Dans la course vers l’abîme, philosopher.


« Heidegger »

Heidegger est resté adhérent du parti national-socialiste de 1933 à 1944. Il avait cependant démissionné de son poste de Recteur de l’Université de Fribourg le 28 avril 1934, « parce qu’aucune responsabilité n’y était plus possiblei », – remarque suivie de cette simple phrase, dans ses Cahiers noirs : « Vive la médiocrité et le tapage ! ». Il avait aussi écrit un peu plus tard, en 1937, dans ces mêmes Carnets noirs : « Le national-socialisme est un principe barbareii. » Mais ce jugement abrupt n’était pas forcément a priori négatif dans l’esprit de Heidegger. Il se pourrait même qu’il y vît « sa possible grandeur » (voir la note 2). Pourquoi donc s’intéresser à Heidegger, ce philosophe nazi, aujourd’hui, dans le contexte actueliii ? Réponse courte : parce que dans les époques de complet bouleversement (politique et moral), il faut s’efforcer de continuer de penser, et de s’astreindre à penser d’une façon d’autant plus critique que les périls montentiv.

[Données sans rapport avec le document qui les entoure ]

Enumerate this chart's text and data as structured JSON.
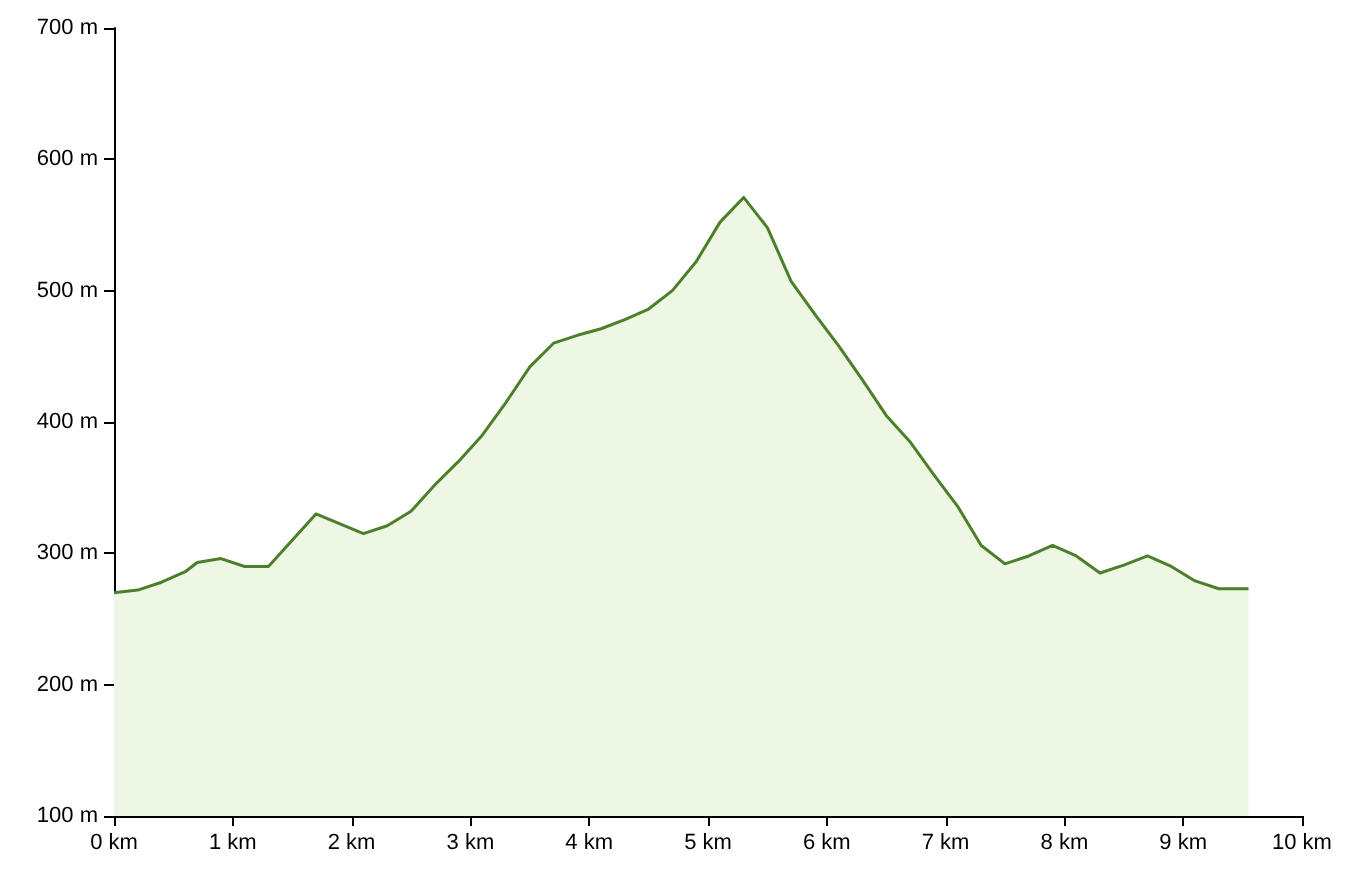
{
  "chart_data": {
    "type": "area",
    "x": [
      0,
      0.2,
      0.4,
      0.6,
      0.7,
      0.9,
      1.1,
      1.3,
      1.5,
      1.7,
      2.1,
      2.3,
      2.5,
      2.7,
      2.9,
      3.1,
      3.3,
      3.5,
      3.7,
      3.9,
      4.1,
      4.3,
      4.5,
      4.7,
      4.9,
      5.1,
      5.3,
      5.5,
      5.7,
      5.9,
      6.1,
      6.3,
      6.5,
      6.7,
      6.9,
      7.1,
      7.3,
      7.5,
      7.7,
      7.9,
      8.1,
      8.3,
      8.5,
      8.7,
      8.9,
      9.1,
      9.3,
      9.55
    ],
    "series": [
      {
        "color": "#4c7f2a",
        "values": [
          270,
          272,
          278,
          286,
          293,
          296,
          290,
          290,
          310,
          330,
          315,
          321,
          332,
          352,
          370,
          390,
          415,
          442,
          460,
          466,
          471,
          478,
          486,
          500,
          522,
          552,
          571,
          548,
          507,
          482,
          458,
          432,
          405,
          385,
          360,
          336,
          306,
          292,
          298,
          306,
          298,
          285,
          291,
          298,
          290,
          279,
          273,
          273
        ]
      }
    ],
    "xlim": [
      0,
      10
    ],
    "ylim": [
      100,
      700
    ],
    "xticks": [
      {
        "value": 0,
        "label": "0 km"
      },
      {
        "value": 1,
        "label": "1 km"
      },
      {
        "value": 2,
        "label": "2 km"
      },
      {
        "value": 3,
        "label": "3 km"
      },
      {
        "value": 4,
        "label": "4 km"
      },
      {
        "value": 5,
        "label": "5 km"
      },
      {
        "value": 6,
        "label": "6 km"
      },
      {
        "value": 7,
        "label": "7 km"
      },
      {
        "value": 8,
        "label": "8 km"
      },
      {
        "value": 9,
        "label": "9 km"
      },
      {
        "value": 10,
        "label": "10 km"
      }
    ],
    "yticks": [
      {
        "value": 100,
        "label": "100 m"
      },
      {
        "value": 200,
        "label": "200 m"
      },
      {
        "value": 300,
        "label": "300 m"
      },
      {
        "value": 400,
        "label": "400 m"
      },
      {
        "value": 500,
        "label": "500 m"
      },
      {
        "value": 600,
        "label": "600 m"
      },
      {
        "value": 700,
        "label": "700 m"
      }
    ],
    "marker": "none",
    "line_style": "solid"
  }
}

J’ai, ci-après, sélectionné quelques fragments textuels, écrits par un philosophe (philosophe mais nazi, et nazi mais philosophe) dans les années 1937-1938. Ils méritent d’être exposés à notre réflexion (critique), je pense. Non pas pour sauver le soldat Heidegger, bien sûr. Mais pour sauver, en nos temps de troubles, un principe dont nous ne pouvons pas nous priver, si nous voulons continuer de vivre, – le principe de la pensée critique.

« Pourquoi l’être humain devient-il toujours plus petit ? Parce qu’il se refuse l’espace de jeu où a lieu la croissance vers la grandeurv. »

Quel est cet « espace de jeu » ? C’est ce que Heidegger appelle le « Là ». Mais que désigne ce « là » ? C’est « le lieu où l’indétournable est sauvegardé en toute retenue, et ainsi déployé en liberté par les chemins de la créationvi. » On peut interpréter l’« indétournable » comme une puissance métaphysique, qui ne se laisse pas « détourner » de ses fins dernières, et peut-être même comme une sorte de figure cryptique du divin, qui se trouverait menacée par l’inanité, la vacuité et l’incohérence humaines. Le « Là », avec un L majuscule, est le lieu d’une présence celée, mais sauvegardée, et qui a vocation à se déployer en toute liberté, pendant l’éternité à venir. Présence fragile, qu’il faut donc traiter avec retenue, subtilité, délicatesse. Dans ce monde de brutes ? – demandera-t-on ? Oui, cette présence est en fait porteuse de toute la puissance de la création, elle est porteuse de l’avenir, de cette réalité à venir, dont nous ignorons tout. Attention, fragile! C’est un programme prometteur, en un sens. Mais qui garantit que le « Là » est bien ici, et non pas là-bas, ou ailleurs ? Rien, assurément. Il nous suffit peut-être d’affirmer que le « Là » est en nous, que le « Là » est en notre esprit, qu’il en est le fondement, le sol même. Le « Là » n’est rien d’autre que la puissance développement et de création de l’esprit humain.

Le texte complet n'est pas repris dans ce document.